Born in 1932 in Hespérange, Luxembourg, Arthur Unger lives and works in Luxembourg.
Arthur’s work has been exhibited all over the world in important spaces such as the Guan Shanyue Museum of Modern Art in Shenzen where he had a retrospective exhibition that travelled to the Liu Haisu Museum of Modern Art in Shanghai. As well as at the Cultural Centre of the Grand Duchy of Luxembourg, in Berlin, at the Barblé Centre in Strasen, Luxembourg, at the Millennium Museum in Beijing and in several galleries.
In 1971, he was awarded the Grand Duke Adolphe Prize. Michel Tapié, the famous French critic, curator and collector, deeply interested and amazed by Unger’s work, wrote most of the forewords to Arthur’s exhibitions. Arthur is a wanderer, interested in culture in general and artistic techniques. Unger’s inquisitive nature was inspired by his travels, mainly in Africa, where he lived for many years.
Arthur studied management and administration. As a young man he went to the Congo where he lived with the Lunda and Baluba tribes. This experience had a great influence on his work. After five years he moved to Paris and made his first watercolours and drawings. After a few years, he returned to his native region where he began to develop his own techniques, in particular what he called « pyrochemograms on copper ». By a process which is his own – and which he keeps « secret » – he treats copper sheets, on which he paints them with Indian ink and then, under the influence of a flame, he treats the sheet and the paint and creates incredible shapes and colours. Some of his leaves are more than 4 metres high.

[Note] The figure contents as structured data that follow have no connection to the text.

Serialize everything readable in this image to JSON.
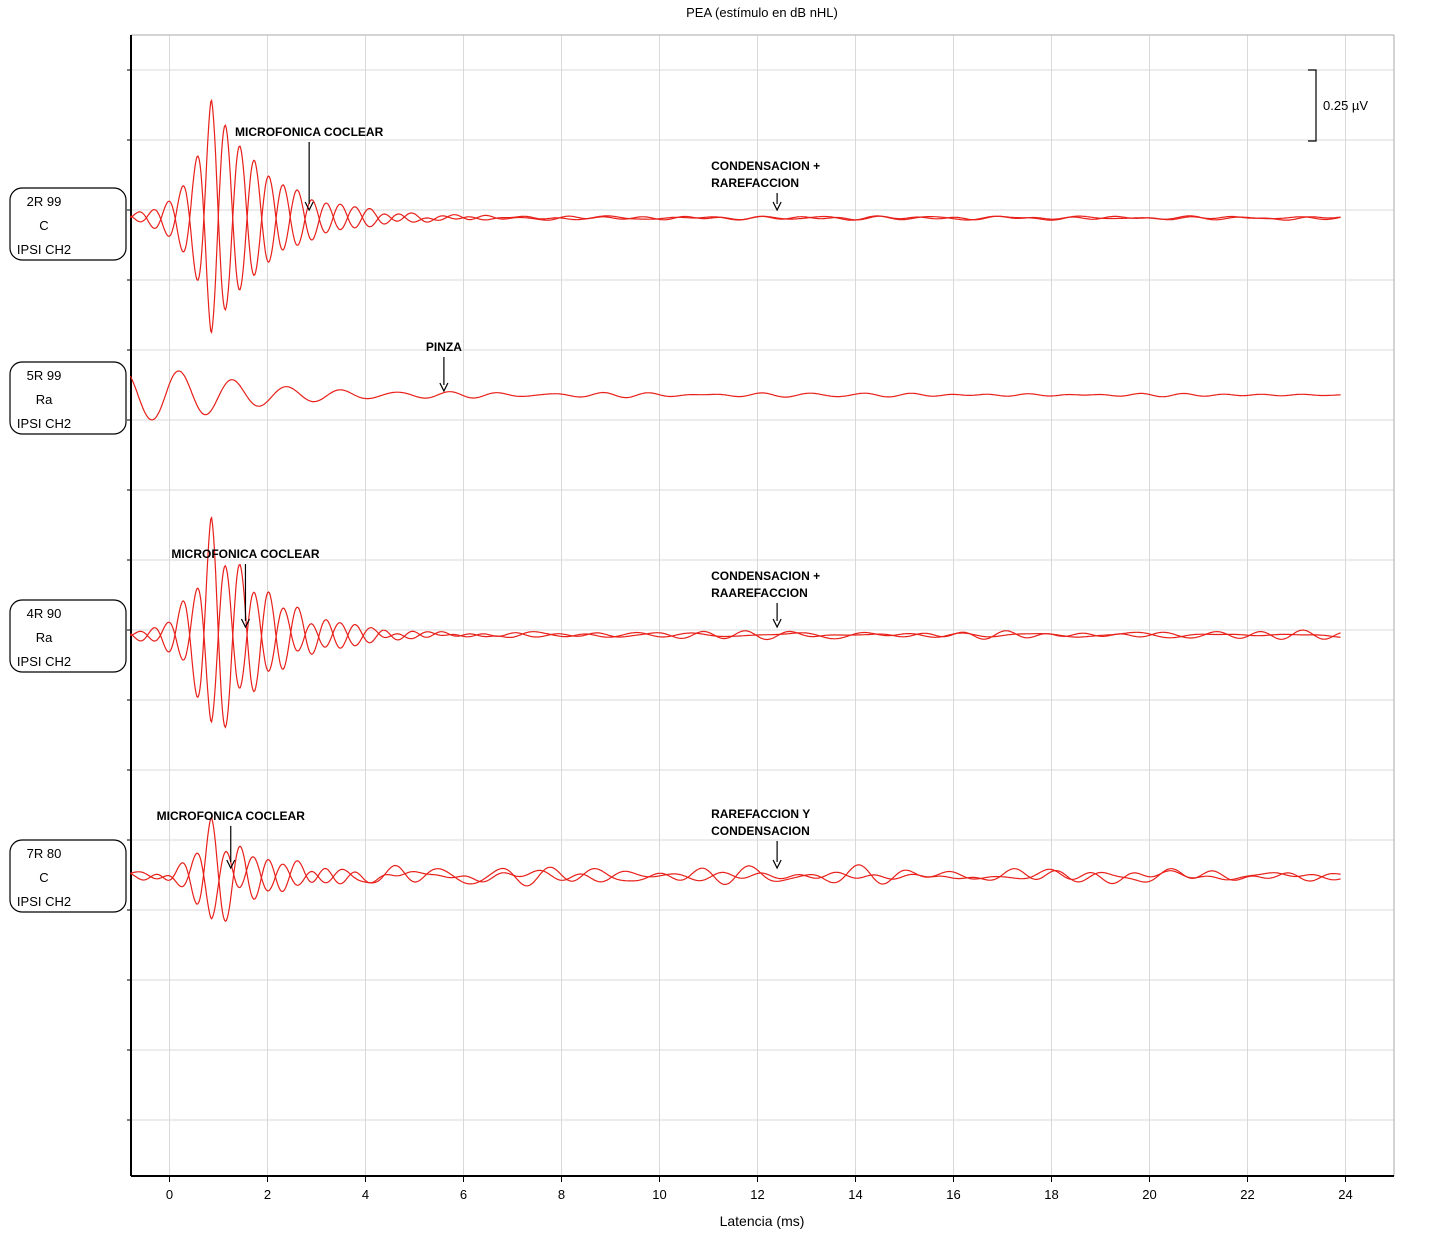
{
  "chart_data": {
    "type": "line",
    "title": "PEA (estímulo en dB nHL)",
    "xlabel": "Latencia (ms)",
    "ylabel": "",
    "xlim": [
      -0.8,
      24.9
    ],
    "x_ticks": [
      "0",
      "2",
      "4",
      "6",
      "8",
      "10",
      "12",
      "14",
      "16",
      "18",
      "20",
      "22",
      "24"
    ],
    "grid": true,
    "scale_bar": {
      "value": 0.25,
      "label": "0.25 µV"
    },
    "trace_color": "#e8201a",
    "traces": [
      {
        "id": "2R",
        "label_lines": [
          "2R 99",
          "C",
          "IPSI CH2"
        ],
        "curves": [
          {
            "ampl": 1.0,
            "phase": 0.0,
            "noise_seed": 11
          },
          {
            "ampl": 1.0,
            "phase": 3.14159,
            "noise_seed": 17
          }
        ],
        "annotations": [
          {
            "text_lines": [
              "MICROFONICA COCLEAR"
            ],
            "x_ms": 2.85
          },
          {
            "text_lines": [
              "CONDENSACION +",
              "RAREFACCION"
            ],
            "x_ms": 12.4
          }
        ]
      },
      {
        "id": "5R",
        "label_lines": [
          "5R 99",
          "Ra",
          "IPSI CH2"
        ],
        "curves": [
          {
            "ampl": 0.22,
            "phase": 0.5,
            "noise_seed": 23
          }
        ],
        "annotations": [
          {
            "text_lines": [
              "PINZA"
            ],
            "x_ms": 5.6
          }
        ]
      },
      {
        "id": "4R",
        "label_lines": [
          "4R 90",
          "Ra",
          "IPSI CH2"
        ],
        "curves": [
          {
            "ampl": 1.0,
            "phase": 0.0,
            "noise_seed": 31
          },
          {
            "ampl": 0.75,
            "phase": 3.14159,
            "noise_seed": 37
          }
        ],
        "annotations": [
          {
            "text_lines": [
              "MICROFONICA COCLEAR"
            ],
            "x_ms": 1.55
          },
          {
            "text_lines": [
              "CONDENSACION +",
              "RAAREFACCION"
            ],
            "x_ms": 12.4
          }
        ]
      },
      {
        "id": "7R",
        "label_lines": [
          "7R 80",
          "C",
          "IPSI CH2"
        ],
        "curves": [
          {
            "ampl": 0.45,
            "phase": 0.0,
            "noise_seed": 41
          },
          {
            "ampl": 0.3,
            "phase": 3.14159,
            "noise_seed": 43
          }
        ],
        "annotations": [
          {
            "text_lines": [
              "MICROFONICA COCLEAR"
            ],
            "x_ms": 1.25
          },
          {
            "text_lines": [
              "RAREFACCION Y",
              "CONDENSACION"
            ],
            "x_ms": 12.4
          }
        ]
      }
    ]
  }
}
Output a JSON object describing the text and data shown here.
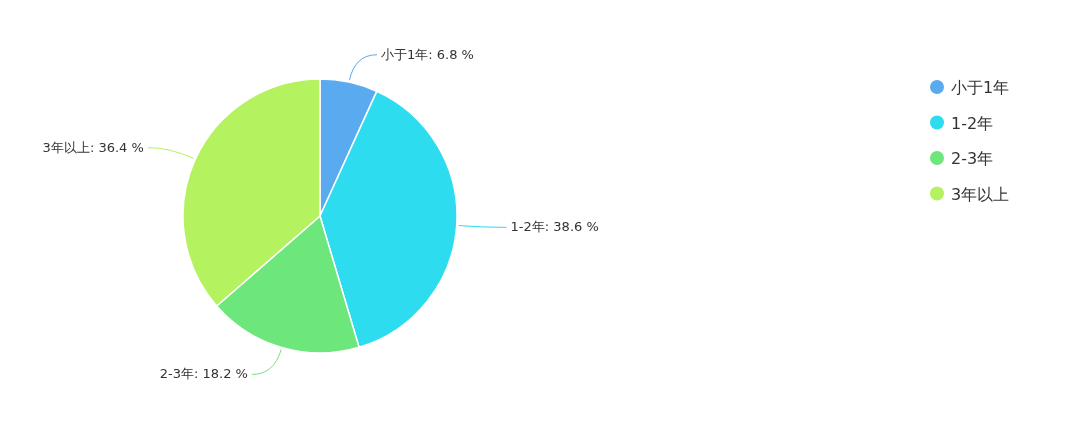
{
  "chart_data": {
    "type": "pie",
    "categories": [
      "小于1年",
      "1-2年",
      "2-3年",
      "3年以上"
    ],
    "values": [
      6.8,
      38.6,
      18.2,
      36.4
    ],
    "colors": [
      "#5aaaf0",
      "#2ddcee",
      "#6de67b",
      "#b5f25f"
    ],
    "value_labels": [
      "小于1年: 6.8 %",
      "1-2年: 38.6 %",
      "2-3年: 18.2 %",
      "3年以上: 36.4 %"
    ],
    "legend": "top right"
  }
}
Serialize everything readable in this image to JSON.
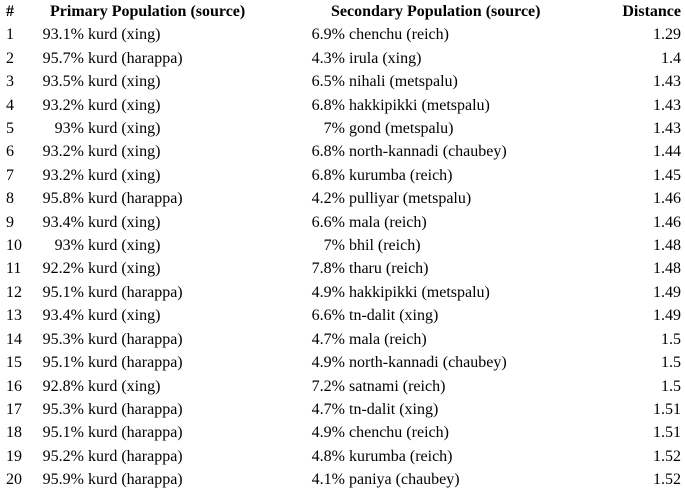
{
  "page": {
    "background": "#ffffff",
    "text_color": "#000000"
  },
  "table": {
    "headers": {
      "num": "#",
      "primary": "Primary Population (source)",
      "secondary": "Secondary Population (source)",
      "distance": "Distance"
    },
    "rows": [
      {
        "num": "1",
        "primary_pct": "93.1%",
        "primary_name": "kurd (xing)",
        "secondary_pct": "6.9%",
        "secondary_name": "chenchu (reich)",
        "distance": "1.29"
      },
      {
        "num": "2",
        "primary_pct": "95.7%",
        "primary_name": "kurd (harappa)",
        "secondary_pct": "4.3%",
        "secondary_name": "irula (xing)",
        "distance": "1.4"
      },
      {
        "num": "3",
        "primary_pct": "93.5%",
        "primary_name": "kurd (xing)",
        "secondary_pct": "6.5%",
        "secondary_name": "nihali (metspalu)",
        "distance": "1.43"
      },
      {
        "num": "4",
        "primary_pct": "93.2%",
        "primary_name": "kurd (xing)",
        "secondary_pct": "6.8%",
        "secondary_name": "hakkipikki (metspalu)",
        "distance": "1.43"
      },
      {
        "num": "5",
        "primary_pct": "93%",
        "primary_name": "kurd (xing)",
        "secondary_pct": "7%",
        "secondary_name": "gond (metspalu)",
        "distance": "1.43"
      },
      {
        "num": "6",
        "primary_pct": "93.2%",
        "primary_name": "kurd (xing)",
        "secondary_pct": "6.8%",
        "secondary_name": "north-kannadi (chaubey)",
        "distance": "1.44"
      },
      {
        "num": "7",
        "primary_pct": "93.2%",
        "primary_name": "kurd (xing)",
        "secondary_pct": "6.8%",
        "secondary_name": "kurumba (reich)",
        "distance": "1.45"
      },
      {
        "num": "8",
        "primary_pct": "95.8%",
        "primary_name": "kurd (harappa)",
        "secondary_pct": "4.2%",
        "secondary_name": "pulliyar (metspalu)",
        "distance": "1.46"
      },
      {
        "num": "9",
        "primary_pct": "93.4%",
        "primary_name": "kurd (xing)",
        "secondary_pct": "6.6%",
        "secondary_name": "mala (reich)",
        "distance": "1.46"
      },
      {
        "num": "10",
        "primary_pct": "93%",
        "primary_name": "kurd (xing)",
        "secondary_pct": "7%",
        "secondary_name": "bhil (reich)",
        "distance": "1.48"
      },
      {
        "num": "11",
        "primary_pct": "92.2%",
        "primary_name": "kurd (xing)",
        "secondary_pct": "7.8%",
        "secondary_name": "tharu (reich)",
        "distance": "1.48"
      },
      {
        "num": "12",
        "primary_pct": "95.1%",
        "primary_name": "kurd (harappa)",
        "secondary_pct": "4.9%",
        "secondary_name": "hakkipikki (metspalu)",
        "distance": "1.49"
      },
      {
        "num": "13",
        "primary_pct": "93.4%",
        "primary_name": "kurd (xing)",
        "secondary_pct": "6.6%",
        "secondary_name": "tn-dalit (xing)",
        "distance": "1.49"
      },
      {
        "num": "14",
        "primary_pct": "95.3%",
        "primary_name": "kurd (harappa)",
        "secondary_pct": "4.7%",
        "secondary_name": "mala (reich)",
        "distance": "1.5"
      },
      {
        "num": "15",
        "primary_pct": "95.1%",
        "primary_name": "kurd (harappa)",
        "secondary_pct": "4.9%",
        "secondary_name": "north-kannadi (chaubey)",
        "distance": "1.5"
      },
      {
        "num": "16",
        "primary_pct": "92.8%",
        "primary_name": "kurd (xing)",
        "secondary_pct": "7.2%",
        "secondary_name": "satnami (reich)",
        "distance": "1.5"
      },
      {
        "num": "17",
        "primary_pct": "95.3%",
        "primary_name": "kurd (harappa)",
        "secondary_pct": "4.7%",
        "secondary_name": "tn-dalit (xing)",
        "distance": "1.51"
      },
      {
        "num": "18",
        "primary_pct": "95.1%",
        "primary_name": "kurd (harappa)",
        "secondary_pct": "4.9%",
        "secondary_name": "chenchu (reich)",
        "distance": "1.51"
      },
      {
        "num": "19",
        "primary_pct": "95.2%",
        "primary_name": "kurd (harappa)",
        "secondary_pct": "4.8%",
        "secondary_name": "kurumba (reich)",
        "distance": "1.52"
      },
      {
        "num": "20",
        "primary_pct": "95.9%",
        "primary_name": "kurd (harappa)",
        "secondary_pct": "4.1%",
        "secondary_name": "paniya (chaubey)",
        "distance": "1.52"
      }
    ]
  }
}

Looking at Unger’s works, one feels the overwhelming heat of the countries surrounding the desert. At nightfall, one can hear a distant drum and the haunting chants that surround the ritual dances.
The light of the fire makes the shadows dance on the masks. It is these furtive moments that Arthur Unger manages to capture and transmit to us.
Arthur Unger’s artistic life is – as much as by fire – inspired by water. Driven by the power of Asian calligraphy, which he has mastered, the artist takes us into a celestial universe with his Chinese inks. Here again, he has developed a very special process, which he also keeps secret. The power that arises from his work with water is striking. There is a permanent confrontation of the materials – earth – air – water.
The encounter with her works and the encounter with the artist are of a rare intensity and beauty.